Aqui , o presidente Emmanuel Macron iniciou uma reforma da economia que vai reindustrializar a França. O problema não era tecnológico. O problema era a complexidade das leis. Ele decidiu mudar isso. Como a França está no centro da Europa, ela se tornará competitiva novamente. Nós sabemos o que é operar indústrias na França e achamos a reforma bem-vinda. Não posso opinar sobre o Brasil, mas o maior problema foi a fraqueza da economia nos últimos três anos. Minha estimativa é que, pelo que temos visto até agora, haverá um novo desenvolvimento da economia.

O senhor comentou sobre o plano de Macron. O que é uma boa política industrial hoje em dia?

A primeira coisa é realmente dar poder às empresas nas relações sociais delas. Tudo na França, por tradição, é centrado em diálogos complicados. Macron está tentando simplificar tudo ao colocar as leis e os impostos no nível do restante da Europa. Há a celebração do que ele chama de “tecnologia francesa”, instigando os jovens a iniciar a própria empresa ou a trabalhar numa companhia inovadora, como a Schneider. Há um olhar renovado. Quem governa o país é uma pessoa que tem 40 anos, que entende o digital, que não é de partidos tradicionais. É um novo espírito.

Muito se fala sobre a transformação da educação para esse novo mundo. O que é, afinal, essa nova educação e qual profissional a empresa procura?

O maior problema é que as pessoas sempre pensam da mesma maneira, mesmo quando deveriam repensar tudo. Todos devemos repensar tudo. As pessoas estão fazendo máquinas do jeito antigo, fábricas do jeito antigo, projetando cidades da maneira antiga. Empresas como a nossa, universidades e centros tecnológicos devem mudar todo o treinamento para as novas possibilidades do digital. O segundo ponto é que há uma falta de escolas profissionalizantes. Muitas pessoas são treinadas na universidade, mas, no final das contas, quem está fazendo o trabalho de verdade precisa ter treinamento técnico.
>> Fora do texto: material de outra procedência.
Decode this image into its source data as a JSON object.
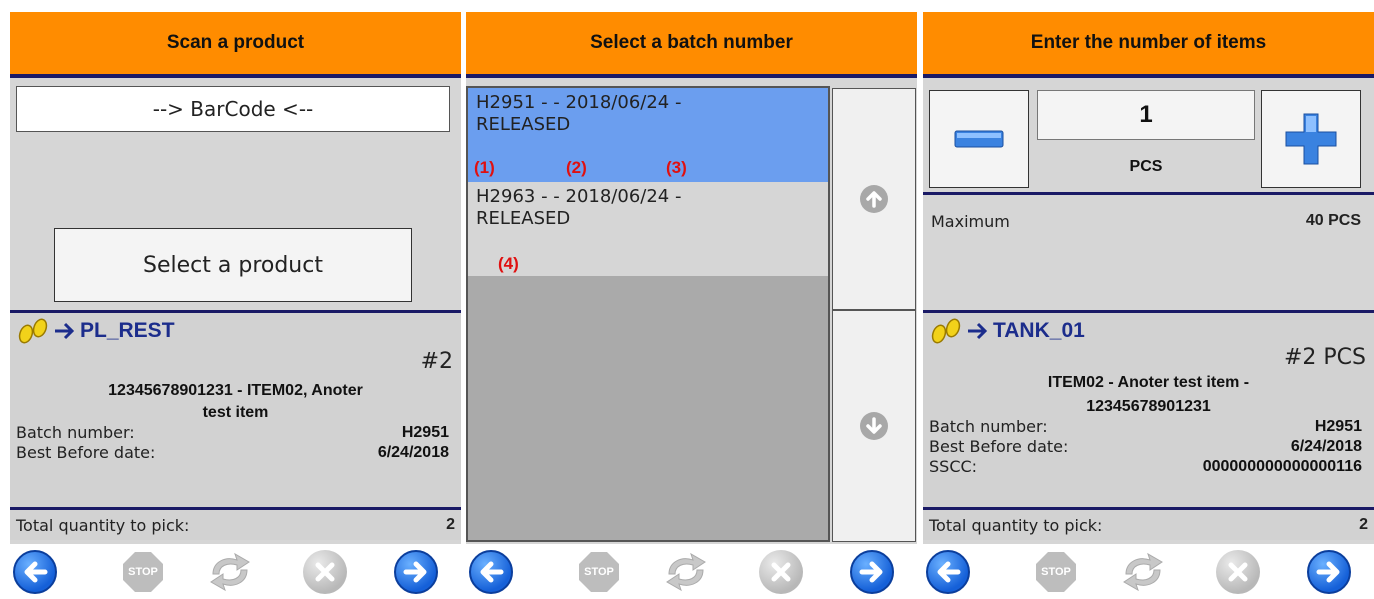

Como a Schneider enfrenta essa necessidade?

Temos muitos aprendizes na Schneider. Entre alguém que foi educado com a teoria e alguém com treino misto, com prática e teoria, este é muito mais apto para o mundo de amanhã. Temos gente capaz de entrar em uma plataforma de petróleo ou em qualquer tipo de indústria para resolver um problema do cliente. Não ficamos numa sala branca e limpa. Nós colocamos a bota na lama. E precisamos de mais pessoas para isso. Mas a falta desse pessoal é um problema que temos em todos os lugares, na Europa, na China, nos Estados Unidos e, tenho certeza, também no Brasil.